In cohorts of African American patients, there is an association between homozygous inheritance of high-risk APOL1 variants and early onset progressive CKD. For patients who are homozygous for G1 variants, the age of onset of nephropathy is earlier than for their G2 counterparts. The patient in question had early loss of renal function with G2 homozygosity and an apparently unrelated C5 variant.
The C5 c.55C>T (p.Gln19*) variant introduces a premature stop codon and is expected to result in the loss of function of the C5 protein that is part of the complement system. There is an association between inheritance of this variant and C5 deficiency. Dysregulation of the complement system is implicated in glomerular disease; however, the role of C5 variants is unclear.
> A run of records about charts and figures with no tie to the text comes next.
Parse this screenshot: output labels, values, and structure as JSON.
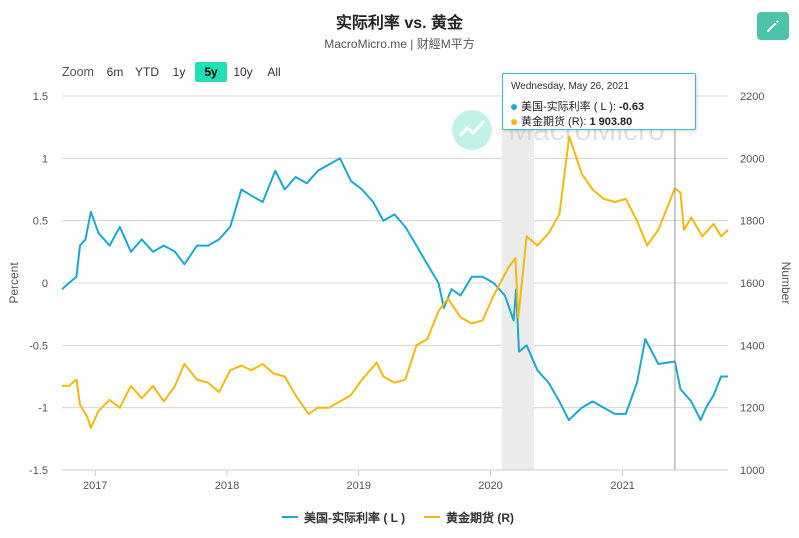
{
  "header": {
    "title": "实际利率 vs. 黄金",
    "subtitle": "MacroMicro.me | 财經M平方"
  },
  "watermark": "MacroMicro",
  "toolbar": {
    "edit_icon": "pencil-icon",
    "zoom_label": "Zoom",
    "zoom_options": [
      "6m",
      "YTD",
      "1y",
      "5y",
      "10y",
      "All"
    ],
    "zoom_selected": "5y"
  },
  "colors": {
    "series_left": "#1ba8d2",
    "series_right": "#f4b90c",
    "accent_button": "#4fc3a9",
    "zoom_active": "#20e0b8",
    "highlight_band": "#ececec"
  },
  "tooltip": {
    "date": "Wednesday, May 26, 2021",
    "rows": [
      {
        "label": "美国-实际利率 ( L ): ",
        "value": "-0.63"
      },
      {
        "label": "黄金期货 (R): ",
        "value": "1 903.80"
      }
    ]
  },
  "legend": [
    {
      "label": "美国-实际利率 ( L )"
    },
    {
      "label": "黄金期货 (R)"
    }
  ],
  "chart_data": {
    "type": "line",
    "ylabel_left": "Percent",
    "ylabel_right": "Number",
    "ylim_left": [
      -1.5,
      1.5
    ],
    "ylim_right": [
      1000,
      2200
    ],
    "yticks_left": [
      "1.5",
      "1",
      "0.5",
      "0",
      "-0.5",
      "-1",
      "-1.5"
    ],
    "yticks_right": [
      "2200",
      "2000",
      "1800",
      "1600",
      "1400",
      "1200",
      "1000"
    ],
    "xticks": [
      "2017",
      "2018",
      "2019",
      "2020",
      "2021"
    ],
    "xlim": [
      "2016-10-01",
      "2021-10-20"
    ],
    "highlight_band": [
      "2020-02-01",
      "2020-05-01"
    ],
    "crosshair_date": "2021-05-26",
    "grid": "horizontal",
    "legend_position": "bottom-center",
    "series": [
      {
        "name": "美国-实际利率 ( L )",
        "axis": "left",
        "points": [
          [
            "2016-10-01",
            -0.05
          ],
          [
            "2016-10-20",
            0.0
          ],
          [
            "2016-11-10",
            0.05
          ],
          [
            "2016-11-20",
            0.3
          ],
          [
            "2016-12-05",
            0.35
          ],
          [
            "2016-12-15",
            0.5
          ],
          [
            "2016-12-20",
            0.57
          ],
          [
            "2017-01-10",
            0.4
          ],
          [
            "2017-02-10",
            0.3
          ],
          [
            "2017-03-10",
            0.45
          ],
          [
            "2017-04-10",
            0.25
          ],
          [
            "2017-05-10",
            0.35
          ],
          [
            "2017-06-10",
            0.25
          ],
          [
            "2017-07-10",
            0.3
          ],
          [
            "2017-08-10",
            0.25
          ],
          [
            "2017-09-05",
            0.15
          ],
          [
            "2017-10-10",
            0.3
          ],
          [
            "2017-11-10",
            0.3
          ],
          [
            "2017-12-10",
            0.35
          ],
          [
            "2018-01-10",
            0.45
          ],
          [
            "2018-02-10",
            0.75
          ],
          [
            "2018-03-10",
            0.7
          ],
          [
            "2018-04-10",
            0.65
          ],
          [
            "2018-05-15",
            0.9
          ],
          [
            "2018-06-10",
            0.75
          ],
          [
            "2018-07-10",
            0.85
          ],
          [
            "2018-08-10",
            0.8
          ],
          [
            "2018-09-10",
            0.9
          ],
          [
            "2018-10-10",
            0.95
          ],
          [
            "2018-11-10",
            1.0
          ],
          [
            "2018-12-10",
            0.82
          ],
          [
            "2019-01-10",
            0.75
          ],
          [
            "2019-02-10",
            0.65
          ],
          [
            "2019-03-10",
            0.5
          ],
          [
            "2019-04-10",
            0.55
          ],
          [
            "2019-05-10",
            0.45
          ],
          [
            "2019-06-10",
            0.3
          ],
          [
            "2019-07-10",
            0.15
          ],
          [
            "2019-08-10",
            0.0
          ],
          [
            "2019-08-25",
            -0.2
          ],
          [
            "2019-09-15",
            -0.05
          ],
          [
            "2019-10-10",
            -0.1
          ],
          [
            "2019-11-10",
            0.05
          ],
          [
            "2019-12-10",
            0.05
          ],
          [
            "2020-01-10",
            0.0
          ],
          [
            "2020-02-10",
            -0.1
          ],
          [
            "2020-03-05",
            -0.3
          ],
          [
            "2020-03-12",
            -0.05
          ],
          [
            "2020-03-20",
            -0.55
          ],
          [
            "2020-04-10",
            -0.5
          ],
          [
            "2020-05-10",
            -0.7
          ],
          [
            "2020-06-10",
            -0.8
          ],
          [
            "2020-07-10",
            -0.95
          ],
          [
            "2020-08-05",
            -1.1
          ],
          [
            "2020-09-10",
            -1.0
          ],
          [
            "2020-10-10",
            -0.95
          ],
          [
            "2020-11-10",
            -1.0
          ],
          [
            "2020-12-10",
            -1.05
          ],
          [
            "2021-01-10",
            -1.05
          ],
          [
            "2021-02-10",
            -0.8
          ],
          [
            "2021-03-05",
            -0.45
          ],
          [
            "2021-04-10",
            -0.65
          ],
          [
            "2021-05-26",
            -0.63
          ],
          [
            "2021-06-10",
            -0.85
          ],
          [
            "2021-07-10",
            -0.95
          ],
          [
            "2021-08-05",
            -1.1
          ],
          [
            "2021-08-20",
            -1.0
          ],
          [
            "2021-09-10",
            -0.9
          ],
          [
            "2021-10-01",
            -0.75
          ],
          [
            "2021-10-20",
            -0.75
          ]
        ]
      },
      {
        "name": "黄金期货 (R)",
        "axis": "right",
        "points": [
          [
            "2016-10-01",
            1270
          ],
          [
            "2016-10-20",
            1270
          ],
          [
            "2016-11-10",
            1290
          ],
          [
            "2016-11-20",
            1210
          ],
          [
            "2016-12-10",
            1170
          ],
          [
            "2016-12-20",
            1135
          ],
          [
            "2017-01-10",
            1190
          ],
          [
            "2017-02-10",
            1225
          ],
          [
            "2017-03-10",
            1200
          ],
          [
            "2017-04-10",
            1270
          ],
          [
            "2017-05-10",
            1230
          ],
          [
            "2017-06-10",
            1270
          ],
          [
            "2017-07-10",
            1220
          ],
          [
            "2017-08-10",
            1270
          ],
          [
            "2017-09-05",
            1340
          ],
          [
            "2017-10-10",
            1290
          ],
          [
            "2017-11-10",
            1280
          ],
          [
            "2017-12-10",
            1250
          ],
          [
            "2018-01-10",
            1320
          ],
          [
            "2018-02-10",
            1335
          ],
          [
            "2018-03-10",
            1320
          ],
          [
            "2018-04-10",
            1340
          ],
          [
            "2018-05-10",
            1310
          ],
          [
            "2018-06-10",
            1300
          ],
          [
            "2018-07-10",
            1240
          ],
          [
            "2018-08-15",
            1180
          ],
          [
            "2018-09-10",
            1200
          ],
          [
            "2018-10-10",
            1200
          ],
          [
            "2018-11-10",
            1220
          ],
          [
            "2018-12-10",
            1240
          ],
          [
            "2019-01-10",
            1290
          ],
          [
            "2019-02-20",
            1345
          ],
          [
            "2019-03-10",
            1300
          ],
          [
            "2019-04-10",
            1280
          ],
          [
            "2019-05-10",
            1290
          ],
          [
            "2019-06-10",
            1400
          ],
          [
            "2019-07-10",
            1420
          ],
          [
            "2019-08-10",
            1510
          ],
          [
            "2019-09-05",
            1550
          ],
          [
            "2019-10-10",
            1490
          ],
          [
            "2019-11-10",
            1470
          ],
          [
            "2019-12-10",
            1480
          ],
          [
            "2020-01-10",
            1560
          ],
          [
            "2020-02-20",
            1650
          ],
          [
            "2020-03-10",
            1680
          ],
          [
            "2020-03-18",
            1490
          ],
          [
            "2020-04-10",
            1750
          ],
          [
            "2020-05-10",
            1720
          ],
          [
            "2020-06-10",
            1760
          ],
          [
            "2020-07-10",
            1820
          ],
          [
            "2020-08-06",
            2070
          ],
          [
            "2020-09-10",
            1950
          ],
          [
            "2020-10-10",
            1900
          ],
          [
            "2020-11-10",
            1870
          ],
          [
            "2020-12-10",
            1860
          ],
          [
            "2021-01-10",
            1870
          ],
          [
            "2021-02-10",
            1800
          ],
          [
            "2021-03-10",
            1720
          ],
          [
            "2021-04-10",
            1770
          ],
          [
            "2021-05-26",
            1903.8
          ],
          [
            "2021-06-10",
            1890
          ],
          [
            "2021-06-20",
            1770
          ],
          [
            "2021-07-10",
            1810
          ],
          [
            "2021-08-10",
            1750
          ],
          [
            "2021-09-10",
            1790
          ],
          [
            "2021-10-01",
            1750
          ],
          [
            "2021-10-20",
            1770
          ]
        ]
      }
    ]
  }
}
In conclusion, the researchers said, “Identification of a concomitant C5 variant, through testing with a broad renal-focused genetic panel, may reveal a potential second hit mechanism in rapidly progressing CKD that is associated with high-risk APOL1 variants.”
Source: Durrani J, Kerner P, Langan L, Clark D, Tabriziani H, Yap E. Homozygous G2 APOL1 Allele and a Heterozygous Complement 5 Variant in Hypertensive Chronic Kidney Disease. Abstract of a poster presented at the National Kidney Foundation virtual Spring Clinical Meetings 2021 (Abstract #161), April 9, 2021.